Echoing Through Generations

Yesterday, March 2, my daughter-in-law, New York lawyer, Janice MacAvoy, addressed the rally for Access to Abortion, from the steps of the Supreme Court Building in Washington.

She spoke clearly and powerfully as she told her story of being the first woman in her family to graduate from High School.  She had a scholarship to college and wanted to be a lawyer.  She became pregnant at eighteen and was able then to have a “safe, compassionate, legal abortion.”

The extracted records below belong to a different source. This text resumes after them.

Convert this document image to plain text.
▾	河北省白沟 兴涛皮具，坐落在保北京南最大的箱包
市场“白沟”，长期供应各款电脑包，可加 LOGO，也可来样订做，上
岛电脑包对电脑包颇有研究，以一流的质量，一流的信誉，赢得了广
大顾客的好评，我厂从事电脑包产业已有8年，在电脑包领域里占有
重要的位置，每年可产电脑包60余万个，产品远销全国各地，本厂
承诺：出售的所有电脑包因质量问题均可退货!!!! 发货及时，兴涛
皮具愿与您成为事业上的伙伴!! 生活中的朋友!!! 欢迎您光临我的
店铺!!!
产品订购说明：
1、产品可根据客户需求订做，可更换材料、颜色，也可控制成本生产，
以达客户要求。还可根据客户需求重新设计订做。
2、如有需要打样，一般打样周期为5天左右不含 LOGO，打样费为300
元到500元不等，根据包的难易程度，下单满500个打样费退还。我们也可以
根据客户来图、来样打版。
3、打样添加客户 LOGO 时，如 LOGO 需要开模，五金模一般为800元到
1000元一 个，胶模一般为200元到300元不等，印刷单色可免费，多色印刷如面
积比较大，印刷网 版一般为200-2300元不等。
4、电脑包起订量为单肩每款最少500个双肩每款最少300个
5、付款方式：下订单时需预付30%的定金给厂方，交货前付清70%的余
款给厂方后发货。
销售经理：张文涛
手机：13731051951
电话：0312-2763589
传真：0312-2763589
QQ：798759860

“I am not a lawyer who had an abortion,” Janice declared. “I am a lawyer because I had an abortion.” She went on to say that when she married and gave birth to her first child, a daughter, “I was prepared then to be the kind of mother that my daughter deserved.”

Cecile Richards leaving Supreme Court. Janice on her right.

Along with colleagues, Janice MacAvoy has rounded up one hundred and thirteen lawyers who have had legal abortions.
Their personal stories supporting abortion rights constitute one of the briefs—known as the MacAvoy brief-- that was submitted to the Supreme Court yesterday when the court began hearings on the Texas Abortion Case. The court is reviewing restrictions imposed by a lower court in Texas that strongly effect accessibility to abortion procedures at Texas Planned Parenthood clinics.

I am so proud of my daughter-in-law!

And I am remembering my mother, who, finding herself pregnant four months after my sister was born, went to New York to have an abortion. That would have been in 1933. She told me she had some form of contraception called “A Woman’s Friend” which was totally useless.

It wasn’t long after my brother and I were born, that, with my mother in the lead, she and a few friends raised sufficient funds to rent an appropriate space for a birth control clinic. They found a willing gynecologist and nurse and opened the clinic in Bridgeport.

In spite of the clinic being absolutely illegal—see Connecticut Comstock Laws -- it ran successfully for a number of years. Women were examined under sterile and respectful circumstances; volunteers and professionals listened to their patients’ stories and patients were given contraception advice and devices.

Then one day the clinic was “raided” by police and closed. My mother was taken into custody, fortunately for only as long as it took for my father to get to the police station and retrieve her. We children, sitting on the floor in front of our big radio, heard about our mother on the evening news. I remember thinking that our mother was the bravest, most amazing person ever.

In 1968, as chairperson of the Mid East Region of Planned Parenthood, World Population, I, an Ohio resident at the time, was asked to speak in favor of the repeal of the Comstock Laws at the Ohio State Legislature. At that time Connecticut and Ohio were the last remaining states to have laws restricting the dissemination of birth control information and devices.

I thanked God for the years I spent in school plays and, compelled by memories of my mother’s extraordinary bravery,  I went to Columbus and addressed the entirely male legislature on the reproductive rights of women.  

The time had come.The law that had closed my mother’s clinic all those years ago was repealed.


Generations of my family are with you, Janice MacAvoy!
                                                    ***
One cannot help but wonder if this issue will ever be settled.